JAKARTA — Pemerintah melalui Wakil Menteri Perumahan dan Kawasan Permukiman (PKP) Fahri Hamzah menyoroti masalah utama dalam penyediaan perumahan yang ada di Indonesia, yaitu harga tanah yang semakin mahal. Menurut Fahri, mahalnya harga tanah telah menghambat akses masyarakat terhadap hunian yang layak. Oleh karena itu, ia menyarankan pemerintah untuk memanfaatkan tanah negara yang belum terpakai untuk membangun rumah bagi rakyat.
Fahri menjelaskan bahwa harga tanah memakan porsi sekitar 30-40 persen dari harga jual rumah. Oleh karena itu, agar harga rumah dapat lebih terjangkau, harga tanah yang digunakan untuk pembangunan perumahan juga harus lebih murah. Menurutnya, pemerintah harus berperan dalam menyediakan tanah dengan harga yang terjangkau, sebagai bentuk subsidi untuk sektor perumahan.
Pemerintah Diharapkan Subsidi Tanah, Bukan Kredit Perbankan
“Tanah seharusnya mendapatkan subsidi daripada kredit perbankan. Subsidi perbankan saat ini bisa mencapai sekitar Rp 30 triliun setiap tahun. Tanah sebagai elemen subsidi yang harus diberikan oleh pemerintah. Begitu tanah sudah disediakan dengan harga yang terjangkau, maka pada sisi permintaan, kita bisa mengatur subsidi lebih lanjut,” ujar Fahri dalam acara 2nd Innovation Summit Southeast Asia yang diselenggarakan oleh Center for Market Education di Jakarta.
Fahri juga menekankan bahwa salah satu mandat terpenting yang terkandung dalam Pasal 33 Undang-Undang Dasar 1945 adalah soal pengelolaan dan distribusi tanah. Namun, menurutnya, sektor tanah telah dibiarkan menjadi mekanisme spekulatif yang semakin membuat harga tanah di kota-kota besar semakin melambung tinggi.
Spekulasi Tanah Membuat Harga Tanah Tidak Layak Dibangun Perumahan
“Akibatnya, orang-orang dari kota-kota besar datang ke desa-desa dan membeli tanah untuk tujuan investasi, sehingga harga tanah menjadi tidak layak untuk dibangun perumahan. Ini menyebabkan semakin sulitnya masyarakat untuk memiliki rumah yang terjangkau,” kata Fahri.

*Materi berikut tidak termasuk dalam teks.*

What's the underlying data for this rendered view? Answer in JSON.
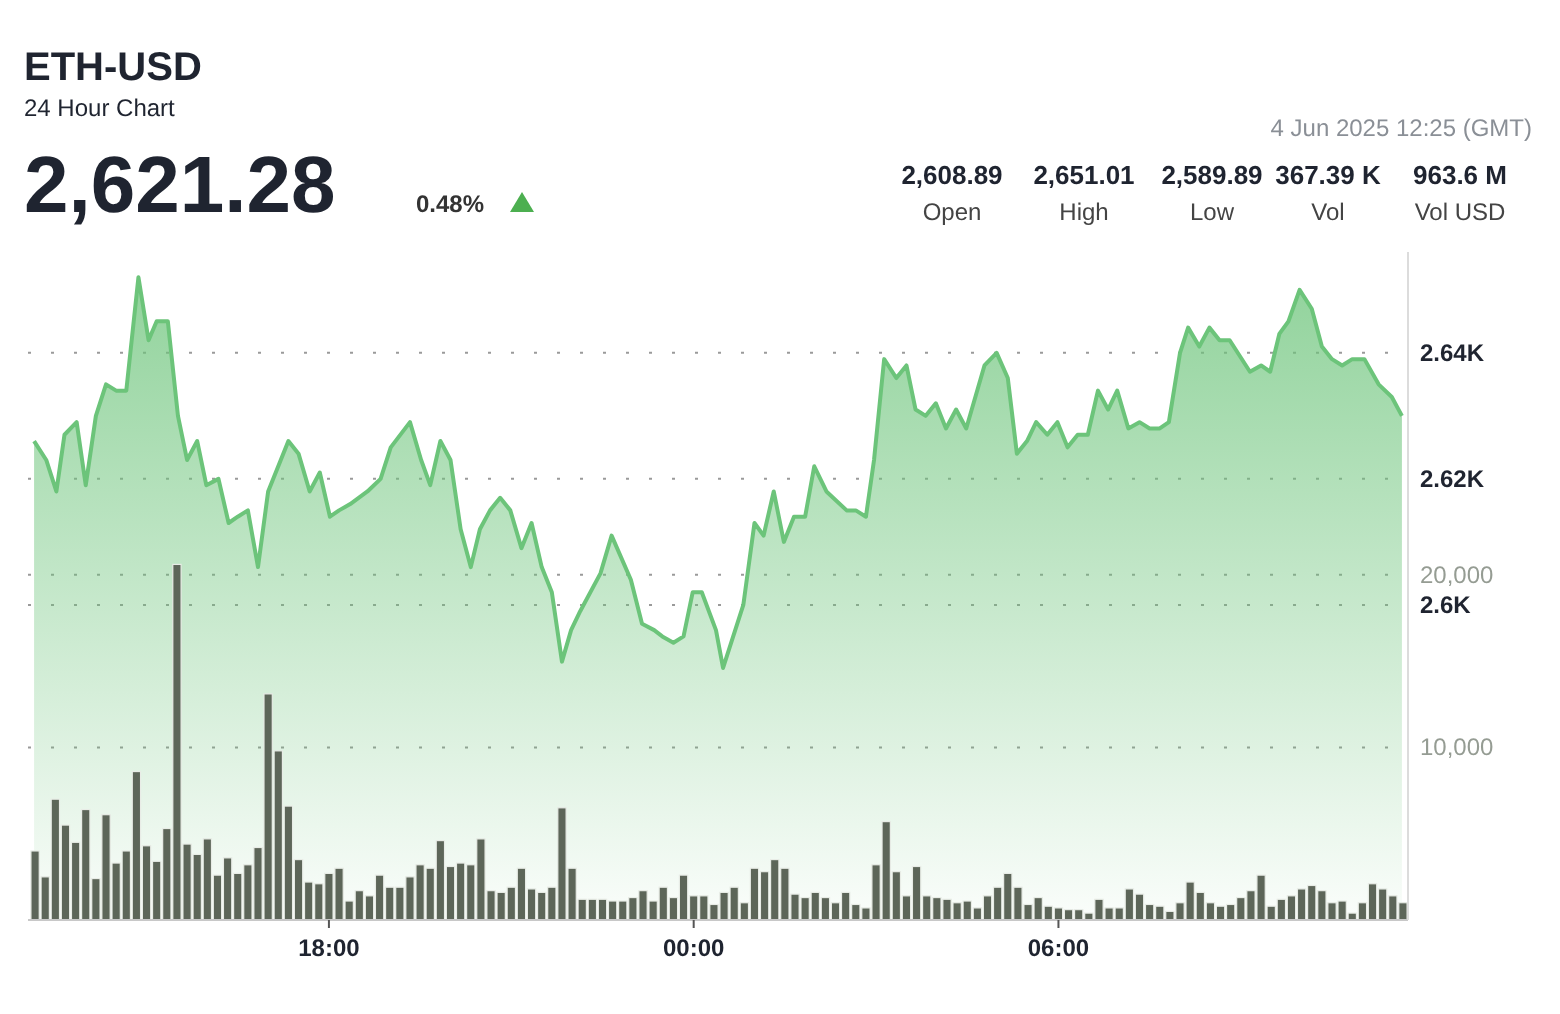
{
  "chart_data": {
    "type": "area",
    "title": "ETH-USD",
    "subtitle": "24 Hour Chart",
    "annotations": [
      "2,621.28",
      "0.48%",
      "4 Jun 2025 12:25 (GMT)",
      "2,608.89",
      "Open",
      "2,651.01",
      "High",
      "2,589.89",
      "Low",
      "367.39 K",
      "Vol",
      "963.6 M",
      "Vol USD"
    ],
    "xlim": [
      "2025-06-03T13:03",
      "2025-06-04T11:45"
    ],
    "xticks": [
      {
        "value": "2025-06-03T18:00",
        "label": "18:00"
      },
      {
        "value": "2025-06-04T00:00",
        "label": "00:00"
      },
      {
        "value": "2025-06-04T06:00",
        "label": "06:00"
      }
    ],
    "ylim": [
      2550,
      2656
    ],
    "yticks": [
      {
        "value": 2600,
        "label": "2.6K"
      },
      {
        "value": 2620,
        "label": "2.62K"
      },
      {
        "value": 2640,
        "label": "2.64K"
      }
    ],
    "y2lim": [
      0,
      38700
    ],
    "y2ticks": [
      {
        "value": 10000,
        "label": "10,000"
      },
      {
        "value": 20000,
        "label": "20,000"
      }
    ],
    "grid": "y",
    "series": [
      {
        "color": "#6cc47a",
        "x": [
          "2025-06-03T13:09",
          "2025-06-03T13:21",
          "2025-06-03T13:31",
          "2025-06-03T13:39",
          "2025-06-03T13:51",
          "2025-06-03T14:00",
          "2025-06-03T14:10",
          "2025-06-03T14:20",
          "2025-06-03T14:30",
          "2025-06-03T14:40",
          "2025-06-03T14:52",
          "2025-06-03T15:02",
          "2025-06-03T15:10",
          "2025-06-03T15:21",
          "2025-06-03T15:31",
          "2025-06-03T15:40",
          "2025-06-03T15:50",
          "2025-06-03T15:59",
          "2025-06-03T16:11",
          "2025-06-03T16:21",
          "2025-06-03T16:30",
          "2025-06-03T16:40",
          "2025-06-03T16:50",
          "2025-06-03T17:00",
          "2025-06-03T17:20",
          "2025-06-03T17:30",
          "2025-06-03T17:41",
          "2025-06-03T17:51",
          "2025-06-03T18:01",
          "2025-06-03T18:10",
          "2025-06-03T18:21",
          "2025-06-03T18:38",
          "2025-06-03T18:51",
          "2025-06-03T19:01",
          "2025-06-03T19:20",
          "2025-06-03T19:31",
          "2025-06-03T19:40",
          "2025-06-03T19:50",
          "2025-06-03T20:00",
          "2025-06-03T20:10",
          "2025-06-03T20:20",
          "2025-06-03T20:29",
          "2025-06-03T20:39",
          "2025-06-03T20:49",
          "2025-06-03T20:59",
          "2025-06-03T21:10",
          "2025-06-03T21:20",
          "2025-06-03T21:30",
          "2025-06-03T21:40",
          "2025-06-03T21:50",
          "2025-06-03T21:59",
          "2025-06-03T22:08",
          "2025-06-03T22:28",
          "2025-06-03T22:39",
          "2025-06-03T22:58",
          "2025-06-03T23:09",
          "2025-06-03T23:21",
          "2025-06-03T23:29",
          "2025-06-03T23:40",
          "2025-06-03T23:50",
          "2025-06-03T23:59",
          "2025-06-04T00:08",
          "2025-06-04T00:22",
          "2025-06-04T00:29",
          "2025-06-04T00:49",
          "2025-06-04T01:00",
          "2025-06-04T01:09",
          "2025-06-04T01:19",
          "2025-06-04T01:29",
          "2025-06-04T01:39",
          "2025-06-04T01:50",
          "2025-06-04T01:59",
          "2025-06-04T02:11",
          "2025-06-04T02:31",
          "2025-06-04T02:40",
          "2025-06-04T02:50",
          "2025-06-04T02:58",
          "2025-06-04T03:08",
          "2025-06-04T03:20",
          "2025-06-04T03:30",
          "2025-06-04T03:39",
          "2025-06-04T03:49",
          "2025-06-04T03:59",
          "2025-06-04T04:09",
          "2025-06-04T04:19",
          "2025-06-04T04:29",
          "2025-06-04T04:47",
          "2025-06-04T04:59",
          "2025-06-04T05:10",
          "2025-06-04T05:19",
          "2025-06-04T05:29",
          "2025-06-04T05:38",
          "2025-06-04T05:49",
          "2025-06-04T05:59",
          "2025-06-04T06:09",
          "2025-06-04T06:19",
          "2025-06-04T06:29",
          "2025-06-04T06:39",
          "2025-06-04T06:49",
          "2025-06-04T06:58",
          "2025-06-04T07:09",
          "2025-06-04T07:20",
          "2025-06-04T07:30",
          "2025-06-04T07:40",
          "2025-06-04T07:49",
          "2025-06-04T08:00",
          "2025-06-04T08:08",
          "2025-06-04T08:19",
          "2025-06-04T08:29",
          "2025-06-04T08:39",
          "2025-06-04T08:49",
          "2025-06-04T09:09",
          "2025-06-04T09:20",
          "2025-06-04T09:29",
          "2025-06-04T09:38",
          "2025-06-04T09:47",
          "2025-06-04T09:58",
          "2025-06-04T10:10",
          "2025-06-04T10:20",
          "2025-06-04T10:30",
          "2025-06-04T10:40",
          "2025-06-04T10:50",
          "2025-06-04T11:02",
          "2025-06-04T11:16",
          "2025-06-04T11:29",
          "2025-06-04T11:39"
        ],
        "values": [
          2626,
          2623,
          2618,
          2627,
          2629,
          2619,
          2630,
          2635,
          2634,
          2634,
          2652,
          2642,
          2645,
          2645,
          2630,
          2623,
          2626,
          2619,
          2620,
          2613,
          2614,
          2615,
          2606,
          2618,
          2626,
          2624,
          2618,
          2621,
          2614,
          2615,
          2616,
          2618,
          2620,
          2625,
          2629,
          2623,
          2619,
          2626,
          2623,
          2612,
          2606,
          2612,
          2615,
          2617,
          2615,
          2609,
          2613,
          2606,
          2602,
          2591,
          2596,
          2599,
          2605,
          2611,
          2604,
          2597,
          2596,
          2595,
          2594,
          2595,
          2602,
          2602,
          2596,
          2590,
          2600,
          2613,
          2611,
          2618,
          2610,
          2614,
          2614,
          2622,
          2618,
          2615,
          2615,
          2614,
          2623,
          2639,
          2636,
          2638,
          2631,
          2630,
          2632,
          2628,
          2631,
          2628,
          2638,
          2640,
          2636,
          2624,
          2626,
          2629,
          2627,
          2629,
          2625,
          2627,
          2627,
          2634,
          2631,
          2634,
          2628,
          2629,
          2628,
          2628,
          2629,
          2640,
          2644,
          2641,
          2644,
          2642,
          2642,
          2637,
          2638,
          2637,
          2643,
          2645,
          2650,
          2647,
          2641,
          2639,
          2638,
          2639,
          2639,
          2635,
          2633,
          2630
        ]
      },
      {
        "type": "bar",
        "axis": "y2",
        "color": "#5d6659",
        "x": [
          "2025-06-03T13:10",
          "2025-06-03T13:20",
          "2025-06-03T13:30",
          "2025-06-03T13:40",
          "2025-06-03T13:50",
          "2025-06-03T14:00",
          "2025-06-03T14:10",
          "2025-06-03T14:20",
          "2025-06-03T14:30",
          "2025-06-03T14:40",
          "2025-06-03T14:50",
          "2025-06-03T15:00",
          "2025-06-03T15:10",
          "2025-06-03T15:20",
          "2025-06-03T15:30",
          "2025-06-03T15:40",
          "2025-06-03T15:50",
          "2025-06-03T16:00",
          "2025-06-03T16:10",
          "2025-06-03T16:20",
          "2025-06-03T16:30",
          "2025-06-03T16:40",
          "2025-06-03T16:50",
          "2025-06-03T17:00",
          "2025-06-03T17:10",
          "2025-06-03T17:20",
          "2025-06-03T17:30",
          "2025-06-03T17:40",
          "2025-06-03T17:50",
          "2025-06-03T18:00",
          "2025-06-03T18:10",
          "2025-06-03T18:20",
          "2025-06-03T18:30",
          "2025-06-03T18:40",
          "2025-06-03T18:50",
          "2025-06-03T19:00",
          "2025-06-03T19:10",
          "2025-06-03T19:20",
          "2025-06-03T19:30",
          "2025-06-03T19:40",
          "2025-06-03T19:50",
          "2025-06-03T20:00",
          "2025-06-03T20:10",
          "2025-06-03T20:20",
          "2025-06-03T20:30",
          "2025-06-03T20:40",
          "2025-06-03T20:50",
          "2025-06-03T21:00",
          "2025-06-03T21:10",
          "2025-06-03T21:20",
          "2025-06-03T21:30",
          "2025-06-03T21:40",
          "2025-06-03T21:50",
          "2025-06-03T22:00",
          "2025-06-03T22:10",
          "2025-06-03T22:20",
          "2025-06-03T22:30",
          "2025-06-03T22:40",
          "2025-06-03T22:50",
          "2025-06-03T23:00",
          "2025-06-03T23:10",
          "2025-06-03T23:20",
          "2025-06-03T23:30",
          "2025-06-03T23:40",
          "2025-06-03T23:50",
          "2025-06-04T00:00",
          "2025-06-04T00:10",
          "2025-06-04T00:20",
          "2025-06-04T00:30",
          "2025-06-04T00:40",
          "2025-06-04T00:50",
          "2025-06-04T01:00",
          "2025-06-04T01:10",
          "2025-06-04T01:20",
          "2025-06-04T01:30",
          "2025-06-04T01:40",
          "2025-06-04T01:50",
          "2025-06-04T02:00",
          "2025-06-04T02:10",
          "2025-06-04T02:20",
          "2025-06-04T02:30",
          "2025-06-04T02:40",
          "2025-06-04T02:50",
          "2025-06-04T03:00",
          "2025-06-04T03:10",
          "2025-06-04T03:20",
          "2025-06-04T03:30",
          "2025-06-04T03:40",
          "2025-06-04T03:50",
          "2025-06-04T04:00",
          "2025-06-04T04:10",
          "2025-06-04T04:20",
          "2025-06-04T04:30",
          "2025-06-04T04:40",
          "2025-06-04T04:50",
          "2025-06-04T05:00",
          "2025-06-04T05:10",
          "2025-06-04T05:20",
          "2025-06-04T05:30",
          "2025-06-04T05:40",
          "2025-06-04T05:50",
          "2025-06-04T06:00",
          "2025-06-04T06:10",
          "2025-06-04T06:20",
          "2025-06-04T06:30",
          "2025-06-04T06:40",
          "2025-06-04T06:50",
          "2025-06-04T07:00",
          "2025-06-04T07:10",
          "2025-06-04T07:20",
          "2025-06-04T07:30",
          "2025-06-04T07:40",
          "2025-06-04T07:50",
          "2025-06-04T08:00",
          "2025-06-04T08:10",
          "2025-06-04T08:20",
          "2025-06-04T08:30",
          "2025-06-04T08:40",
          "2025-06-04T08:50",
          "2025-06-04T09:00",
          "2025-06-04T09:10",
          "2025-06-04T09:20",
          "2025-06-04T09:30",
          "2025-06-04T09:40",
          "2025-06-04T09:50",
          "2025-06-04T10:00",
          "2025-06-04T10:10",
          "2025-06-04T10:20",
          "2025-06-04T10:30",
          "2025-06-04T10:40",
          "2025-06-04T10:50",
          "2025-06-04T11:00",
          "2025-06-04T11:10",
          "2025-06-04T11:20",
          "2025-06-04T11:30",
          "2025-06-04T11:40"
        ],
        "values": [
          4000,
          2500,
          7000,
          5500,
          4500,
          6400,
          2400,
          6100,
          3300,
          4000,
          8600,
          4300,
          3400,
          5300,
          20600,
          4400,
          3800,
          4700,
          2600,
          3600,
          2700,
          3200,
          4200,
          13100,
          9800,
          6600,
          3500,
          2200,
          2100,
          2700,
          3000,
          1100,
          1700,
          1400,
          2600,
          1900,
          1900,
          2500,
          3200,
          3000,
          4600,
          3100,
          3300,
          3200,
          4700,
          1700,
          1600,
          1900,
          3000,
          1800,
          1600,
          1900,
          6500,
          3000,
          1200,
          1200,
          1200,
          1100,
          1100,
          1300,
          1700,
          1100,
          1900,
          1300,
          2600,
          1400,
          1400,
          900,
          1600,
          1900,
          1000,
          3000,
          2800,
          3500,
          3000,
          1500,
          1300,
          1600,
          1300,
          1000,
          1600,
          900,
          700,
          3200,
          5700,
          2800,
          1400,
          3100,
          1400,
          1300,
          1200,
          1000,
          1100,
          700,
          1400,
          1900,
          2700,
          1900,
          900,
          1300,
          800,
          700,
          600,
          600,
          400,
          1200,
          700,
          700,
          1800,
          1500,
          900,
          800,
          500,
          1000,
          2200,
          1600,
          1000,
          800,
          900,
          1300,
          1700,
          2600,
          800,
          1200,
          1400,
          1800,
          2000,
          1700,
          1000,
          1100,
          400,
          1000,
          2100,
          1800,
          1400,
          1000
        ]
      }
    ]
  }
}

Lebih lanjut, Fahri menjelaskan bahwa spekulasi tanah ini membuat harga tanah semakin tidak terkendali, yang pada akhirnya berdampak pada tingginya harga rumah. Sebagai solusi, ia mengusulkan agar tanah negara yang belum termanfaatkan dimanfaatkan untuk menyediakan hunian yang layak dan terjangkau bagi rakyat.
Pentingnya Penyederhanaan Proses Perizinan untuk Perumahan
Di sisi lain, Wamen Fahri juga mengungkapkan pentingnya untuk menyederhanakan proses perizinan dalam sektor perumahan. Ia menilai bahwa saat ini terdapat banyak prosedur perizinan yang harus dilalui masyarakat, yang mengharuskan mereka mengurus berbagai izin dari berbagai instansi.
“Perizinan dan pembayaran untuk perumahan perlu didesentralisasikan dalam satu sistem yang lebih mudah. Saat ini, masyarakat harus mengunjungi berbagai institusi untuk mengurus berbagai izin. Ini sangat memakan waktu dan menghambat proses pembangunan perumahan,” tambah Fahri.
Dengan adanya sistem yang lebih terintegrasi dan efisien, diharapkan proses perizinan pembangunan perumahan bisa lebih cepat dan mudah, sehingga bisa lebih banyak rumah yang dibangun dengan biaya yang lebih rendah.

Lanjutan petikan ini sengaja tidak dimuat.